Way back in 2009, we linked to an article about the poor planning and crisis management fiasco led by Kentucky Fried Chicken during a national marketing promotion. The simple fact is that many businesses would rather react to a situation instead of planning for it. I suppose it’s natural. Really, who wants to think about disaster.

Fast forward to last week. If you didn’t hear about the recent debacle surrounding Goldman Sachs, you’re probably not keeping up on smaller publications like The New York Times and Wall Street Journal. In all honesty, it’s one of the bigger publicity nightmares we’ve seen recently.

It all started with a former employee of the firm who publicly denounced the increasingly greed-filled and unethical culture exuding from within the walls of Goldman Sachs. It might seem like just another case of a disgruntled employee trying to get back at his employer. But it comes at a very bad time in American (and global) financial history. The public is still bitter about the bank bailouts and the continual reports of those funds being misused.
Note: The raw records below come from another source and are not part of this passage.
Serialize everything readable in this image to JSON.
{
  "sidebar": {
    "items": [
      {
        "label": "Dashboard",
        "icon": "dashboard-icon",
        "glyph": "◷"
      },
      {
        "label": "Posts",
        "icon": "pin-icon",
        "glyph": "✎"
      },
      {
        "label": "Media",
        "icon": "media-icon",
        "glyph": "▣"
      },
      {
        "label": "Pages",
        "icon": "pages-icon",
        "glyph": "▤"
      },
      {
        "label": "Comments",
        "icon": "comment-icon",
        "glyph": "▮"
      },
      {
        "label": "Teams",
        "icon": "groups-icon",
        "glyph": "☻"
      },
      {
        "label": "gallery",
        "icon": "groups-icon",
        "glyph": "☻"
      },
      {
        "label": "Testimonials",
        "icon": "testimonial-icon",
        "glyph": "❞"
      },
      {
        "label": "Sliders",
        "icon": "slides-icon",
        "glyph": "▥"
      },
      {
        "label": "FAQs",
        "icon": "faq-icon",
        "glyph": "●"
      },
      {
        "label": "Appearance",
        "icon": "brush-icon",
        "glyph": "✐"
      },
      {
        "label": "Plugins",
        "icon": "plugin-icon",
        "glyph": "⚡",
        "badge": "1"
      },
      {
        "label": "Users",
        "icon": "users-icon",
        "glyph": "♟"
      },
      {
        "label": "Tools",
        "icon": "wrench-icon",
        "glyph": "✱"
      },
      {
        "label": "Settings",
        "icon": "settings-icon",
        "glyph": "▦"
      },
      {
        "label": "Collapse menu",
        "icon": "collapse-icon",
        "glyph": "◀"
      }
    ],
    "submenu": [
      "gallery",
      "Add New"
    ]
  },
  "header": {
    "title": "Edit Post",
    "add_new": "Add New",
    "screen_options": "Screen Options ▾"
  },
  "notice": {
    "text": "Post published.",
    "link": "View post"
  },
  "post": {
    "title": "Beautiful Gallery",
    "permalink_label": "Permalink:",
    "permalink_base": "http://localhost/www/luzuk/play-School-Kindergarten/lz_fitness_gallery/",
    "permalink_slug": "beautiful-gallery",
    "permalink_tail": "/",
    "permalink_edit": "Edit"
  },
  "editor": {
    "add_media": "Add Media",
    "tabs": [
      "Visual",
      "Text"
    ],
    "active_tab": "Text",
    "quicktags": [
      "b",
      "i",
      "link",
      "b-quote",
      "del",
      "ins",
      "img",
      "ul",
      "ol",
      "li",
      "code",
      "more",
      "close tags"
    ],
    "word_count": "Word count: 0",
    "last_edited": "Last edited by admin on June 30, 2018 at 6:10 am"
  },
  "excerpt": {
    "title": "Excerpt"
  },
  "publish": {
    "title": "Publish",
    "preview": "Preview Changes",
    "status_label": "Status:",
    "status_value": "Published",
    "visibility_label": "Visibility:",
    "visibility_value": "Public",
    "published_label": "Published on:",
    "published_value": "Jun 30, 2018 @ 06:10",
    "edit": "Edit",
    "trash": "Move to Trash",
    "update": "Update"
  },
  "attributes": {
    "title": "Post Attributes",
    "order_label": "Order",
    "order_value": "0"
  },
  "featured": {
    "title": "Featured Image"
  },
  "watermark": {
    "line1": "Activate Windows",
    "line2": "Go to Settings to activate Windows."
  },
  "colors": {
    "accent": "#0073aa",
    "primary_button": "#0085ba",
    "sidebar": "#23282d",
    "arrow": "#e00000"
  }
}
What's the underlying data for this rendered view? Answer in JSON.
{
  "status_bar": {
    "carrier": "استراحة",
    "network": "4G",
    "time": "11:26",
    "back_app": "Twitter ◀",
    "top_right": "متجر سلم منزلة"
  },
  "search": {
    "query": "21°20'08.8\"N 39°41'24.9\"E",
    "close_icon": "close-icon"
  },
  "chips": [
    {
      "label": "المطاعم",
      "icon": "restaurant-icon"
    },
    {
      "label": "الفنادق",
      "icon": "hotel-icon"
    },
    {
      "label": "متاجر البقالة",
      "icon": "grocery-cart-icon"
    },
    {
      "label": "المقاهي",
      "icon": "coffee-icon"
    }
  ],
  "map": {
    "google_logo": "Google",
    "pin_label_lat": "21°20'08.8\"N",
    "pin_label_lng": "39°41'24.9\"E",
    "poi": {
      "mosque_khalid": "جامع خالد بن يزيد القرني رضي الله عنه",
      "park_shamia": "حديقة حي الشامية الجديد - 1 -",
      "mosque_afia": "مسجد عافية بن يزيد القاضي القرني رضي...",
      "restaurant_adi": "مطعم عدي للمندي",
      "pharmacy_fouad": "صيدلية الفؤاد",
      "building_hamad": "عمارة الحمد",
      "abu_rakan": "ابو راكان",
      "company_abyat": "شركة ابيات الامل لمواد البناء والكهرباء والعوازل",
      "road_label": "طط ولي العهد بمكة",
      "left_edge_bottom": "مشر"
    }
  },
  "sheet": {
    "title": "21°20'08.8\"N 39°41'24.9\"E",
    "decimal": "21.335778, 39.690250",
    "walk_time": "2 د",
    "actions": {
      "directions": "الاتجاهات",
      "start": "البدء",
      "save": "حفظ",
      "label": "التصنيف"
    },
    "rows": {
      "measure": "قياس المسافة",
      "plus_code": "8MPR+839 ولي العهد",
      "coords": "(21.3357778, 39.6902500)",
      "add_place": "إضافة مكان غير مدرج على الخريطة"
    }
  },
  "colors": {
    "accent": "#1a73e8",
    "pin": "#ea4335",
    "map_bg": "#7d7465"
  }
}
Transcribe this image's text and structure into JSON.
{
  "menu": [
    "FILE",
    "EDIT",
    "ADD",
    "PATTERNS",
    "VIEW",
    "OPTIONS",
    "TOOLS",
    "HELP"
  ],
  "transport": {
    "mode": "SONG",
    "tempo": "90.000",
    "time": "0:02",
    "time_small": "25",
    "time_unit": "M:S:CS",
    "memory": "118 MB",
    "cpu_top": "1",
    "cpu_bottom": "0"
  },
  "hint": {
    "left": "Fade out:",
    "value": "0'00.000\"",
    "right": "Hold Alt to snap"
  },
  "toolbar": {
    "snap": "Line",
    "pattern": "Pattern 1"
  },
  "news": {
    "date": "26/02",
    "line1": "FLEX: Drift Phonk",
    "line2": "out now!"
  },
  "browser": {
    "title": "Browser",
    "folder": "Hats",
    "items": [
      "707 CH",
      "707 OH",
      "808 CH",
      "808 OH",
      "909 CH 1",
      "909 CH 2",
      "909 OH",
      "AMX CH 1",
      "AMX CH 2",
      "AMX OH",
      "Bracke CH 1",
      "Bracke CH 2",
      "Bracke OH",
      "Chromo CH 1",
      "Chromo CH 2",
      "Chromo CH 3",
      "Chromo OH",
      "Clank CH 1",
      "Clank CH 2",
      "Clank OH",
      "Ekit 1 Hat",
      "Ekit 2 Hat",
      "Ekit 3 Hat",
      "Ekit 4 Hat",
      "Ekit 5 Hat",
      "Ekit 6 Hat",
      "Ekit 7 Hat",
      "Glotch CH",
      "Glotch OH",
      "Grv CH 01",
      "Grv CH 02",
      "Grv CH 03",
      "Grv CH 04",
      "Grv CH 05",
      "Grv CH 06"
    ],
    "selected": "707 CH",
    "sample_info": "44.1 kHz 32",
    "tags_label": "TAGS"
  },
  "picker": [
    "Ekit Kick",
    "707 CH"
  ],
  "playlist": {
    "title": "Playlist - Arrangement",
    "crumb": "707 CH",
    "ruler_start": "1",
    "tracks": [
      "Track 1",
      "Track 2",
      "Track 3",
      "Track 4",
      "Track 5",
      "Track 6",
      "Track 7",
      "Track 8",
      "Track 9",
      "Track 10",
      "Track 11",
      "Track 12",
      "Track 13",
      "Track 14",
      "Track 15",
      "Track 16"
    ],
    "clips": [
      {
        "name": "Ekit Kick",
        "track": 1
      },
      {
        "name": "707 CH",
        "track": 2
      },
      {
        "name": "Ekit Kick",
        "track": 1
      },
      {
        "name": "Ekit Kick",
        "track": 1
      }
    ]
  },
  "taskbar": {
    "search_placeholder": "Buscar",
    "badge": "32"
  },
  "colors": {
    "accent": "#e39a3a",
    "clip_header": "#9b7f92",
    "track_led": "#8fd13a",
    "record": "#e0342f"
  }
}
But we’re not here to get into a political debate. We are a Creative Agency with a Business Brain, so we always look at the PR, communications and marketing side of things. How did this story look from a branding/marketing perspective? It looked like yet another reminder of why having a strategic crisis management plan is so important.

Of course, proper crisis management is only scratching the surface. Communication and transparency continue to be real problems for banking institutions today.

What is Crisis Management?

For businesses, it is a plan to direct the relevant teams on how to deal with an event, revelation, allegation or set of circumstances that threatens the integrity, reputation, or survival of the business. The key to any good crisis management plan is to determine a set of worst-case scenarios that the company could face and to determine the proper response.

What do you need to prepare and build your own crisis management plan?

Establish a Crisis Management Team (CMT)

  • Depending on the size of your company/organization – this team should consist of eight to 10 decision-makers from various disciplines (legal, financial and communications departments)
  • The team should include public relations professionals, management, personnel, security, etc.
  • Appoint a leader/spokesperson (usually the PR department or the agency that handles your marketing and communications)
  • The team should be creative with strong problem-solving abilities

Prepare the Proper Arsenal of Crisis Management Tools

Your Crisis Management Team should prepare the following items for your plan:

  • Official statements for the media
  • Outlines for press releases
  • Fact sheets and backgrounders
  • Internal and external company messages

Having a Crisis Management Plan allows your company/organization to react fast to any situation. Preparation is key and any plan should be updated and practiced regularly. Think about having role-playing exercises and prepping the proper spokesman before speaking to the media. Delivery of the message makes all the difference between making the situation worse or better.

Back to the Future

I’m sure that any company representatives that have experienced a crisis will tell you the same thing – “If we could jump into our DeLorean and go back and fix our mistakes before they became an issue, we would.” So if you want to avoid a crisis altogether, practice transparency with your customers, the public and your own employees.

Having a Crisis Management Plan is a great start to prepare for issues before they happen, but practicing transparency is the best way to eliminate the crisis before it takes place. Generally, people (including your employees) appreciate the integrity that comes along with transparency and honest communication, and they’ll reward you with loyalty and positive feedback.

In wrap up, we’ll refer to the words of Greg Smith, the executive who is at the heart of the Goldman Sachs media frenzy. He may be a singular voice in this particular scenario, but the message he conveyed about integrity and leadership rings true for all and should be a shining example of how everyone conducts business.

“It might sound surprising to a skeptical public, but culture was always a vital part of Goldman Sachs’s success. It revolved around teamwork, integrity, a spirit of humility, and always doing right by our clients. The culture was the secret sauce that made this place great and allowed us to earn our clients’ trust for 143 years. It wasn’t just about making money; this alone will not sustain a firm for so long. It had something to do with pride and belief in the organization.

How did we get here? The firm changed the way it thought about leadership. Leadership used to be about ideas, setting an example and doing the right thing. Today, if you make enough money for the firm (and are not currently an ax murderer) you will be promoted into a position of influence. ” – Greg Smith – former Goldman Sachs executive director and head of the firm’s United States equity derivatives business in Europe, the Middle East and Africa.